Они помолчали. За окном голубело жаркое иерусалимское небо, шумел перегруженный автомобилями проспект, и перпендикулярная к нему кипарисная аллея уходила в тишину, к будке на въезде в Учреждение, к круглой площади, полной бесплотных душ, к зависшему над оврагом вагону и к архиву, где стояли на полках пыльные папки и мерцали экраны мониторов.
– Она-то думает иначе… – задумчиво произнес Нир.
– Кто?
– Твоя бабушка. Ее последние слова остались почти теми же. Если кто-то и может что-либо изменить…
– …так это я? – подхватила Рейна. – Ага, как же.
Слышали, пробовали.
– Я сказал «почти теми же», – улыбнулся Нир. – Почти. На этот раз она имела в виду не только тебя одну. Помнишь, это уже не просто «замечательная внучка», но «замечательные дети».
– Ну и что? – поморщилась девушка. – Какая разница? Мы действительно сделали это вдвоем с тобой. И что? Помогло?
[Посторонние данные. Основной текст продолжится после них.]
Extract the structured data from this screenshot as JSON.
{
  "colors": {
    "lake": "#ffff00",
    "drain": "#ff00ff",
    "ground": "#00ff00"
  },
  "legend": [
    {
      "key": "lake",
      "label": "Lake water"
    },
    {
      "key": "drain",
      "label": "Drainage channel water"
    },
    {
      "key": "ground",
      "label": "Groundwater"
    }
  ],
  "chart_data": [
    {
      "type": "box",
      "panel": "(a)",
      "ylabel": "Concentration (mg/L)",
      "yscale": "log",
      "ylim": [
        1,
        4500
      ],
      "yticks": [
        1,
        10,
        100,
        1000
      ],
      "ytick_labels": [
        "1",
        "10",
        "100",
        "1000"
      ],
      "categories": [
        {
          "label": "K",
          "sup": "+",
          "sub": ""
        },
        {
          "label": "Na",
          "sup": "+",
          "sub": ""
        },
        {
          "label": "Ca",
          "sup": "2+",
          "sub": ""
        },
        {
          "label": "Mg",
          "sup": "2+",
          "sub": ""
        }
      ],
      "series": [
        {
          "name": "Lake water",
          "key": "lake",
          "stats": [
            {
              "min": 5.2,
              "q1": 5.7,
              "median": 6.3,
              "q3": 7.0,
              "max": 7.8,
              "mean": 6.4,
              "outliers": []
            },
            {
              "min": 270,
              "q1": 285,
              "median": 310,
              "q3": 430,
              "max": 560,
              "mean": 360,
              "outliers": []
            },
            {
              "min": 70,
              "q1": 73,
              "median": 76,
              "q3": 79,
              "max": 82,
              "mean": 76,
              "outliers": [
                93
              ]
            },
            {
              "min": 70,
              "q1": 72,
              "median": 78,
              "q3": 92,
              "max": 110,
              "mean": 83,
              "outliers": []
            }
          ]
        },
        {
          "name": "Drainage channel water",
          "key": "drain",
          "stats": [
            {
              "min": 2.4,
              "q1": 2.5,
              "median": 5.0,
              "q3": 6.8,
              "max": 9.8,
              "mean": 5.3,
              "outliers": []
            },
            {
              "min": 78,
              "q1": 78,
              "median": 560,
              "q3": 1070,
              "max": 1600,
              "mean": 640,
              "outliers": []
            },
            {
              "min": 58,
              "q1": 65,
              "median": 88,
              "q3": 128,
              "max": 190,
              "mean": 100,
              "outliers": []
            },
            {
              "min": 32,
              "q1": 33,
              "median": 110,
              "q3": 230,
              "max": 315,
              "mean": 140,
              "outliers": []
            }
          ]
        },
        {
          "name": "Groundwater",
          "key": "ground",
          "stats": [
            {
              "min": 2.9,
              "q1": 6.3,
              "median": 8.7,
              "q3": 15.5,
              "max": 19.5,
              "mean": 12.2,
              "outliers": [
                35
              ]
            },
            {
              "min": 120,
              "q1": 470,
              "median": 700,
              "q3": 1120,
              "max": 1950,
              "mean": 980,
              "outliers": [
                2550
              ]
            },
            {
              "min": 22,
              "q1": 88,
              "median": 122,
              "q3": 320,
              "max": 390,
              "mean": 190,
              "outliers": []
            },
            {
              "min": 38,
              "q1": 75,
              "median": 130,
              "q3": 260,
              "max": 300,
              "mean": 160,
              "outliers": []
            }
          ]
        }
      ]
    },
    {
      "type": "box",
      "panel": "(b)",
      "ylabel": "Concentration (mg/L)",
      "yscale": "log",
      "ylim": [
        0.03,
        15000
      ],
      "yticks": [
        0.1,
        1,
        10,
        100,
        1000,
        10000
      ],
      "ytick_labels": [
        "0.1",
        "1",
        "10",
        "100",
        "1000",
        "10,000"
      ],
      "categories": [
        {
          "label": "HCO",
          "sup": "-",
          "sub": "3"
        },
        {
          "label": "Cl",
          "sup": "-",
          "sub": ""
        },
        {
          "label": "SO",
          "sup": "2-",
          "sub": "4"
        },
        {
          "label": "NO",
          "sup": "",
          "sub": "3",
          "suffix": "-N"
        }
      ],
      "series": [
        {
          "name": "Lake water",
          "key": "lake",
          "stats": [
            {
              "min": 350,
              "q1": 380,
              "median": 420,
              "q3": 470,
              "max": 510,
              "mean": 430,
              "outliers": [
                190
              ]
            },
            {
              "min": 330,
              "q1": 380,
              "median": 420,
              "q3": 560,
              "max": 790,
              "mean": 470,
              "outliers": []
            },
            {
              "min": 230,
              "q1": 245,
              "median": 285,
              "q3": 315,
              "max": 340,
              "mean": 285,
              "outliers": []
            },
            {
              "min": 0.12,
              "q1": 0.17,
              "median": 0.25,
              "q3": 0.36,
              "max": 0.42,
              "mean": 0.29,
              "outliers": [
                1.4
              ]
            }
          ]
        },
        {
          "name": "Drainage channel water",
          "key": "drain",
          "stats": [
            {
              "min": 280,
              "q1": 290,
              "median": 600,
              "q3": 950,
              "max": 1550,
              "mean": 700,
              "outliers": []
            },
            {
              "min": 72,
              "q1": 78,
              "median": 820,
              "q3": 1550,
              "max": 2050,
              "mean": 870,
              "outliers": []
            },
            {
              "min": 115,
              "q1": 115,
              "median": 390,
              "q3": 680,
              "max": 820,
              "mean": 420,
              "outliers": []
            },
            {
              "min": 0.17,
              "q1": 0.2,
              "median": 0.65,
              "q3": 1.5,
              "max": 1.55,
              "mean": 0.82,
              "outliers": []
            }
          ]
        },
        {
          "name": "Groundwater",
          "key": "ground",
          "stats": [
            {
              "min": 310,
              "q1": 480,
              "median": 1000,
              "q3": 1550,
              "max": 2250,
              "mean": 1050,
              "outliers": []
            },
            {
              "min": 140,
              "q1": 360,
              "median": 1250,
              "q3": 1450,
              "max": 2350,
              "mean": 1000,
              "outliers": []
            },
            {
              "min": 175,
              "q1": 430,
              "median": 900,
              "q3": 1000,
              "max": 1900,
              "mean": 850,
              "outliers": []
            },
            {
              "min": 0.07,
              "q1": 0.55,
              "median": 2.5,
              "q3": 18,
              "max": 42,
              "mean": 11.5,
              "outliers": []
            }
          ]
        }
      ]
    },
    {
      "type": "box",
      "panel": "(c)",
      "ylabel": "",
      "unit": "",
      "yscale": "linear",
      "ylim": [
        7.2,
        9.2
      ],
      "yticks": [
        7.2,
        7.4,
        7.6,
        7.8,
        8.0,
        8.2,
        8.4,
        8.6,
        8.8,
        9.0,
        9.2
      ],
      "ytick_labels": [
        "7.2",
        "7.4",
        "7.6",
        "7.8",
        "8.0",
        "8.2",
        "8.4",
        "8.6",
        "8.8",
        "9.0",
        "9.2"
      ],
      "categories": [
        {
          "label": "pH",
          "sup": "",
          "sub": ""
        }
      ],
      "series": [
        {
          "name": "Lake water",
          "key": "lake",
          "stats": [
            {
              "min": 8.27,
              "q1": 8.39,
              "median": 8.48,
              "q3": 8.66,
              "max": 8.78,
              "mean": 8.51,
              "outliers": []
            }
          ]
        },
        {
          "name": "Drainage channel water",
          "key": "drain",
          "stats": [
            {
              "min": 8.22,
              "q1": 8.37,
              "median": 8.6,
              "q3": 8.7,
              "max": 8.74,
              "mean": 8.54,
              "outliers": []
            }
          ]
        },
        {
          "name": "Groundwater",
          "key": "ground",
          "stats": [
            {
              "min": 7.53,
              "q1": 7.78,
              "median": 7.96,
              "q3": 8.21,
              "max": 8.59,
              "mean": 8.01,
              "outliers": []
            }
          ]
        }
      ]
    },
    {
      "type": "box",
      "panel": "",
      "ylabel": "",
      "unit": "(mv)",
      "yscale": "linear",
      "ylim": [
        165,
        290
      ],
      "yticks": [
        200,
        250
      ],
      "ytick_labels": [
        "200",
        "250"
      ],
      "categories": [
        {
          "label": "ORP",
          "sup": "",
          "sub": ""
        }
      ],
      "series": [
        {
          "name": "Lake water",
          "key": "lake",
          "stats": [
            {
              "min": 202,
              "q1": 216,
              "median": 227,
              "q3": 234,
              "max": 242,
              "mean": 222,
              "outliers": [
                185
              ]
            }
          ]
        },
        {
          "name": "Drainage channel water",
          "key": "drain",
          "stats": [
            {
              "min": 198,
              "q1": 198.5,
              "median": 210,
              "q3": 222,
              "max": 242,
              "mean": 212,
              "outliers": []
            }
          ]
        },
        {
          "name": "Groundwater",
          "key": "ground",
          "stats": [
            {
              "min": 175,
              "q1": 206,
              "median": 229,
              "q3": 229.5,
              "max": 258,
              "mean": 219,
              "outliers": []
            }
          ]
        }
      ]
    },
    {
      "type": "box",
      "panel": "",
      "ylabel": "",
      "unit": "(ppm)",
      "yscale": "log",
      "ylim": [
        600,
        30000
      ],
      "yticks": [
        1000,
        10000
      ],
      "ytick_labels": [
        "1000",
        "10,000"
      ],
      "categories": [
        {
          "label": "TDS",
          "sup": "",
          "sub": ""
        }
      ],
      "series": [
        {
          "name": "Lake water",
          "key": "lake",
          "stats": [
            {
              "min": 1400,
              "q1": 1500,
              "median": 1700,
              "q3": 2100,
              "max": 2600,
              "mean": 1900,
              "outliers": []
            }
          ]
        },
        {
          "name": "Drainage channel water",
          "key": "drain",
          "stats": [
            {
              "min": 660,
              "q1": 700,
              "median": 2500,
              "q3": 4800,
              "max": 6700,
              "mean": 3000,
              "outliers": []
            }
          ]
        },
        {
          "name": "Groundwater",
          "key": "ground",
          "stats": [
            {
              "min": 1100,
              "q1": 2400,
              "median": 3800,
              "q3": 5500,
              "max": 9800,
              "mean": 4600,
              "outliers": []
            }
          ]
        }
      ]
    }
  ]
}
– По-моему, ты рано сдаешься, – сказал он. – Смотри, Рейна. Ты ведь доказала, что связь есть. Это факт. Я в жизни бы не подумал, что такое возможно. Я ведь не верил тебе до самого последнего момента, до вчерашней ночи. Не верил, пока сам не увидел. Меняешь настоящее – изменяется прошлое. Ты сама-то понимаешь, что это значит? Как говорит твоя удивительная бабуля, история – это не то, что было, это то, что стало.
Рейна усмехнулась:
– Забавно, правда? Теперь ты будто уговариваешь меня в этом. Роли поменялись, а?
– Я не уговариваю, – с досадой возразил Нир. – Я обращаю твое внимание, что ты все время говорила о связи между личными судьбами. О частной связи между тобой и бабушкой, между Рейной Первой и Рейной Второй. Ты меняла свою жизнь здесь и сейчас, и это сразу влияло там и тогда. Но влияло лишь на том же самом личном уровне. А это, как ты верно подметила, не могло помочь в главном. Как ни меняй эти личные обстоятельства, Давидка в принципе не в состоянии выжить в таких условиях. Вывод?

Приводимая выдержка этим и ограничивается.